Manfred Nowak, EIUC / GC of Human Rights Secretary General, was recently nominated by the International Cultural Diversity Organization (ICDO) as the first recipient of the ICDO Excellence Award, which is given each year to honor a person, institution or organisation for its outstanding contribution, promotion and safeguarding of Culture Diversity and Human Rights as well as for his/her/its excellence in field of work.


He was honored with the award on Saturday, 8 September 2018, at a gala diner in Vienna (as part of the Long Night of Intercultural Dialogue, see and on this occasion he held the following speech.


"We currently witness two antagonistic trends: globalisation and nationalism. On the one hand, we experience a rapid development towards a world without borders. We communicate without borders via the Internet. We consume goods and services from all corners of our planet. We travel around the world and use English as a global lingua franca. We migrate, settle down, study, work and live abroad and found mixed families, and in doing so enjoy our universal human rights. In general, we experience this broadening of our horizon - this diversity - as fascinating and enriching.


On the other hand, there are others who seem to be afraid of other cultures, of multi-culturalism and diversity. They consider otherness as a threat to their own group identity and culture. They react with nationalism, xenophobia, racism, new authoritarianism and by restricting the equal human rights of all those whom they consider different: migrants, refugees, Roma, the LGBTI community, persons with disabilities, Jews, Muslims etc. If need be, they resort to hate speech, fake news and violence.


In my opinion, this new right-wing nationalism is fundamentally undermining our universal values of human rights, democracy, the rule of law and peace: values, which the world has gradually developed in reaction to the Holocaust. At the same moment that we are celebrating the 70th anniversary of the Universal Declaration of Human Rights this year, we are confronted with the strongest attack on human rights since the end of World War II.
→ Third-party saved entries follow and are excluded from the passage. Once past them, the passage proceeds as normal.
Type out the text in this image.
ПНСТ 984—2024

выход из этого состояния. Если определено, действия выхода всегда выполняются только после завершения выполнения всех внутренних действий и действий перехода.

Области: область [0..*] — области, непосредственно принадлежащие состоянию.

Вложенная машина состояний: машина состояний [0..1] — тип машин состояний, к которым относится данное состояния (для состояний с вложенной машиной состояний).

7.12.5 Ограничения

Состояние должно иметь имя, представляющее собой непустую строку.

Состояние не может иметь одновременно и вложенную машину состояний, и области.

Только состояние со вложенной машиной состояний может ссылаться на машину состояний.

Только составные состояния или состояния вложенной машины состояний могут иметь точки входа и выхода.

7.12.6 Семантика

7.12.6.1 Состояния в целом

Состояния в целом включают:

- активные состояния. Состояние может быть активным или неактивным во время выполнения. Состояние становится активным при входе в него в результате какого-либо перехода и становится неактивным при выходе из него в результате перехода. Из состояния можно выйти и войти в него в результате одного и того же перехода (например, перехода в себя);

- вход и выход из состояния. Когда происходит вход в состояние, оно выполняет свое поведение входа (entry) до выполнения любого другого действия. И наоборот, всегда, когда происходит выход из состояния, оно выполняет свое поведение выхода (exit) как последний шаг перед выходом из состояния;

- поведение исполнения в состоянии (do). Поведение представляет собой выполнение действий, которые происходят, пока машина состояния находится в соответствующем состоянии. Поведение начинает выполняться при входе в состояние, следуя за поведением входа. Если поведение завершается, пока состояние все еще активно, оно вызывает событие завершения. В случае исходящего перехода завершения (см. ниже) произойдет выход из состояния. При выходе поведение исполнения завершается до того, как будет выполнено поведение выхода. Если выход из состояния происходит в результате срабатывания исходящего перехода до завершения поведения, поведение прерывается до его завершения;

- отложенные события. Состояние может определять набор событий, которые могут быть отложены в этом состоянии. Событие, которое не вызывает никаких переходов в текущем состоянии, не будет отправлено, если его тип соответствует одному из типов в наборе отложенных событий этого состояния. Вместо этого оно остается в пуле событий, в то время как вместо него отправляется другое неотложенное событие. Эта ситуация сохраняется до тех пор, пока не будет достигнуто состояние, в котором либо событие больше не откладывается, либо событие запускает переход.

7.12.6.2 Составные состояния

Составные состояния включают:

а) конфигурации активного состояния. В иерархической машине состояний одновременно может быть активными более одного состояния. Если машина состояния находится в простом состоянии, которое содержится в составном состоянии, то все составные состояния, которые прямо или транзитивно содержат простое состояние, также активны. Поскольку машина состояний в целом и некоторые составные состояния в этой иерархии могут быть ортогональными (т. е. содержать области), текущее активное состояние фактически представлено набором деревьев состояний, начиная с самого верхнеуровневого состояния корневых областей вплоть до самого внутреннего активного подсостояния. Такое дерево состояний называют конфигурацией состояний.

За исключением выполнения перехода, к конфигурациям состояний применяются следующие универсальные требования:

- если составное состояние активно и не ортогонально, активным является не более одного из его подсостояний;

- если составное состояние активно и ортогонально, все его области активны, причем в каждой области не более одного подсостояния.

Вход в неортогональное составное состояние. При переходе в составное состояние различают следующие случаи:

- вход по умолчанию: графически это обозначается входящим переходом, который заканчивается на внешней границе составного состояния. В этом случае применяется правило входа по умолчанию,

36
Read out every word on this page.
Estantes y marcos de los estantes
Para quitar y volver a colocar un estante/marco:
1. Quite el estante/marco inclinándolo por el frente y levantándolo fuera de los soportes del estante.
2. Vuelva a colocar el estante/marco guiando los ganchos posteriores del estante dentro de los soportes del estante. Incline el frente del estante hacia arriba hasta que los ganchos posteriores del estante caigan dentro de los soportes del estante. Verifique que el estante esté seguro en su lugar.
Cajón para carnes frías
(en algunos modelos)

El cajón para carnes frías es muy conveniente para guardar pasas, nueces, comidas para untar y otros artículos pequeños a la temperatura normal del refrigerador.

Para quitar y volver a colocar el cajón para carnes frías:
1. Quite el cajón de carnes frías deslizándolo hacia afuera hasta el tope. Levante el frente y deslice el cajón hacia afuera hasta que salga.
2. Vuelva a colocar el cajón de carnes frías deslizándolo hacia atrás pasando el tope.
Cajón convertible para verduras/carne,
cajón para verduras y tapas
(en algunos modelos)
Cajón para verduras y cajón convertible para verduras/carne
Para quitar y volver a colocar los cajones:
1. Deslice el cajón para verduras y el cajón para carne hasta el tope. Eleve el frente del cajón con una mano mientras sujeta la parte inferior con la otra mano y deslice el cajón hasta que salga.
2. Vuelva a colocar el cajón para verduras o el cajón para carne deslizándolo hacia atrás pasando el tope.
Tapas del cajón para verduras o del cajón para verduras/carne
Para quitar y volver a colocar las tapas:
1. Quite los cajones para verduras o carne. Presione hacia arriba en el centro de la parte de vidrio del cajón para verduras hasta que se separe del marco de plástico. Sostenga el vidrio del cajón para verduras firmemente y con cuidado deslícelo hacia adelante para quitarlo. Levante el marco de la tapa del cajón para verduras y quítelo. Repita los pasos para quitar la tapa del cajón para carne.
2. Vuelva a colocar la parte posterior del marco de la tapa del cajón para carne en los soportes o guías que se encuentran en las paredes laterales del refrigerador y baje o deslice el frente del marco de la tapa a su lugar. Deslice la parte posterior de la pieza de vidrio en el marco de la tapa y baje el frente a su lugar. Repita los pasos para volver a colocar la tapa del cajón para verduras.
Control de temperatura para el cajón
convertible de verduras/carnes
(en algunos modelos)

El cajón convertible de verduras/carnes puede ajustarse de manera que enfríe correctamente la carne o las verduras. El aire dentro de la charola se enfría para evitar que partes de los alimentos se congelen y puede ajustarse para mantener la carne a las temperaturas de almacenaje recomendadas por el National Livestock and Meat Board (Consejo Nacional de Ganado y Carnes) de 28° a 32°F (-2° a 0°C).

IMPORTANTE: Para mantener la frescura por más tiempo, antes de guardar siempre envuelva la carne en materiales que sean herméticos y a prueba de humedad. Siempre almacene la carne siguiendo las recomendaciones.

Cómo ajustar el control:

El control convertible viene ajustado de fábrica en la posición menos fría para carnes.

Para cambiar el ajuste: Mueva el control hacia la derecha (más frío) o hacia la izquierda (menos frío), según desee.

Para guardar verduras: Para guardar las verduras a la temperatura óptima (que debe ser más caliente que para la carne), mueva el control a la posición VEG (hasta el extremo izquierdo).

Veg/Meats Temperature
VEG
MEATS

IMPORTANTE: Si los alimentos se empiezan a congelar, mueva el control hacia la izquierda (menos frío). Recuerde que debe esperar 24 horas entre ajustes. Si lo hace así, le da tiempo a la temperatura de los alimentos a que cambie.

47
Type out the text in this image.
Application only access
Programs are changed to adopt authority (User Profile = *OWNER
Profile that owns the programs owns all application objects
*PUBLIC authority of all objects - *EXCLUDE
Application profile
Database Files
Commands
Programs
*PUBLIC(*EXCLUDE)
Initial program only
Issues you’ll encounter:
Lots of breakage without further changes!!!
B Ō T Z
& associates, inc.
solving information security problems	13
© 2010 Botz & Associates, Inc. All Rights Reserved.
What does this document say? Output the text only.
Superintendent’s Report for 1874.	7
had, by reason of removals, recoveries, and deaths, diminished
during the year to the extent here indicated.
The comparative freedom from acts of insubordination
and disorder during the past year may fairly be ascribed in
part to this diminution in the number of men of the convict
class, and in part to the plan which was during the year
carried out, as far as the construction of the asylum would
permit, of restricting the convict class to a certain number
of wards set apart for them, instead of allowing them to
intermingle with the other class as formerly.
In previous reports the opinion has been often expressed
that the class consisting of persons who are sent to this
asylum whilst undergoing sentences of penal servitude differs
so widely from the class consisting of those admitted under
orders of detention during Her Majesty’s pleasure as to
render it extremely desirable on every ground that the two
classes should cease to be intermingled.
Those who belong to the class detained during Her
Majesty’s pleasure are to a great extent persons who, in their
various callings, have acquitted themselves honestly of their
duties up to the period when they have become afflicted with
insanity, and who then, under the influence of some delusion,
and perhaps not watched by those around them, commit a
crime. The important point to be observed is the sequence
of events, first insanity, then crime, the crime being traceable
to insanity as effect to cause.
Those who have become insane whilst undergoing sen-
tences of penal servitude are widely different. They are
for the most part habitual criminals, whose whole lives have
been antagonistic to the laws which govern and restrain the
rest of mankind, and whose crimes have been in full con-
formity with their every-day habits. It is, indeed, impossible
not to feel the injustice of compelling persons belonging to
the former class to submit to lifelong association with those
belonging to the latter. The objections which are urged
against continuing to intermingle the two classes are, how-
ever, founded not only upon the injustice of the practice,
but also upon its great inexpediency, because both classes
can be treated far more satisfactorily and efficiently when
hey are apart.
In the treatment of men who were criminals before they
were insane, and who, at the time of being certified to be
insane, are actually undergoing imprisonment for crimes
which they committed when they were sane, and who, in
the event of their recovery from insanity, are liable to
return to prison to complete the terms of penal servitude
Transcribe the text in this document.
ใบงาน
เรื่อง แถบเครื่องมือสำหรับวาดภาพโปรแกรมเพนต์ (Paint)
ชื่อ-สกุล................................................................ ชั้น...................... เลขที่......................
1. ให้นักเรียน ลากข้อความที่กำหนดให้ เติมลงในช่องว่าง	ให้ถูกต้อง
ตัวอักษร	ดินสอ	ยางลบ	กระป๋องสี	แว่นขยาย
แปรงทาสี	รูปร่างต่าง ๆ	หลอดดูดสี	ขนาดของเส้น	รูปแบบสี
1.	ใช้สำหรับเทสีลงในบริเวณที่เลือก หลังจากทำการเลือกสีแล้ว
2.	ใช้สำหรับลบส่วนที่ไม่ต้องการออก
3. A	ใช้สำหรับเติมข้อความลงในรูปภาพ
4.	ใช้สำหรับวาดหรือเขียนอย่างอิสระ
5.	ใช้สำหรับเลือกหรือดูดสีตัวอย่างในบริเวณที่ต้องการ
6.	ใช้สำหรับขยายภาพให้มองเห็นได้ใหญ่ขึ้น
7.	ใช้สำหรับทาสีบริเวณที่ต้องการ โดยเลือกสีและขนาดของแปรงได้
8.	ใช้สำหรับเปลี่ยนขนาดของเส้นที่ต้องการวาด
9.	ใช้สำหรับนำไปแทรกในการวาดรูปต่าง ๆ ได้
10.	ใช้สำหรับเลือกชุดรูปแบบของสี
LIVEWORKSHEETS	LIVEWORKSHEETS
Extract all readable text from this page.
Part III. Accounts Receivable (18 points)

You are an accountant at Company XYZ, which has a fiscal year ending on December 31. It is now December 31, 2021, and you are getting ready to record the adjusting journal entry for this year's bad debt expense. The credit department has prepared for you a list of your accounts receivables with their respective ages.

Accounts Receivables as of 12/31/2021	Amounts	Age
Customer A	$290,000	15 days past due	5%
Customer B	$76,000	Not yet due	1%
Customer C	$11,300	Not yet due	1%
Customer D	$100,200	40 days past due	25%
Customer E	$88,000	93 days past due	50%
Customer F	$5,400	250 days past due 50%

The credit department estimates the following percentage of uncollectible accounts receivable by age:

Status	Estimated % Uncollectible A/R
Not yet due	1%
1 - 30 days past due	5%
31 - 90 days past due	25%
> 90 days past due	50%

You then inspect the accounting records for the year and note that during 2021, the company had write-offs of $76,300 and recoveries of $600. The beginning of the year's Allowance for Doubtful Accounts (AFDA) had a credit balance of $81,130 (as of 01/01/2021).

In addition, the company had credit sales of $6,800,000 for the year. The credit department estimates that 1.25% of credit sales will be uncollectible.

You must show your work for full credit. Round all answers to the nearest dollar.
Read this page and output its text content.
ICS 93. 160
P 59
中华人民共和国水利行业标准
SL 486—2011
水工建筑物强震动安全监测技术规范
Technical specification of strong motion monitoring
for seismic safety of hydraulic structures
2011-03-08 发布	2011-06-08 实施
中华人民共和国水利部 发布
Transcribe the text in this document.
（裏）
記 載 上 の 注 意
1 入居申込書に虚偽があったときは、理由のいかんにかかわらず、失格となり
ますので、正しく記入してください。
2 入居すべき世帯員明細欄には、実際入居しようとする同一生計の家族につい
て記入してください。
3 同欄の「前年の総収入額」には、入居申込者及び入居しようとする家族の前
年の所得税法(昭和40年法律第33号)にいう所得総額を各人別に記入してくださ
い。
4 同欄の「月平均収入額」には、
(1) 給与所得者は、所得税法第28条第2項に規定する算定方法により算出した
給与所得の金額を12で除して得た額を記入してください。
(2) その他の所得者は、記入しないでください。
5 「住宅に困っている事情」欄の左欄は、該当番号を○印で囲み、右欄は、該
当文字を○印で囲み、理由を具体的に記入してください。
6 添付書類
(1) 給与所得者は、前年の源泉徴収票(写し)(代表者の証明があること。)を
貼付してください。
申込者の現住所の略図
Nevertheless, I remain optimistic. Even the most extreme nationalists, such as Donald Trump who is separating babies and infants from their immigrant parents for many months and who is starting a trade war with China and Europe to “make America great again”, or Viktor Orban who is building a fence around his country, and many others who wish to establish a “Fortress Europe” and let refugees drown in the Mediterranean, will not succeed to turn the clock back and stop globalisation. What we currently witness is a last and brutal attempt of nationalists to return to the nostalgic world of the Westphalian system of ethnically clean nation states and to weaken international organizations, such as the United Nations and the European Union. However, this will only be a short intermezzo. After all, history tells us that nationalists have no common political agenda and will soon turn their nationalism against each other.


We need to stand up and fight for universal human rights in a globalized world order. The International Cultural Diversity Organization (ICDO) provides us with the tools of advocating and practicing diversity management in our societies, as transnational companies have been practicing for many years within their business communities. The ICDO reminds us that the “New World should be based on diversity, respect and equal rights for all”. The Universal Declaration of Human Rights, when proclaiming that we are all “born free and equal in dignity and rights”, only makes sense because we are different. If we were all the same, we would need no right to equality. Equality presupposes a right to be different. To be different is beautiful. As the ICDO proclaims, “we should celebrate our diversity and debate our differences without fracturing our communities”. These are beautiful visions which, above all, require respect for otherness, for other cultures, religions and customs: “To be able to accept those different from us is truly to understand humanity”, and I would add “universal human rights for all”.


I congratulate the ICDO for its visions and its activities aimed at fostering integration of otherness in an increasingly hostile environment. I am very honoured to be the first recipient of the ICDO Excellence Award, and I promise to continue to stand up and fight for a better world based on human rights, respect and cultural diversity".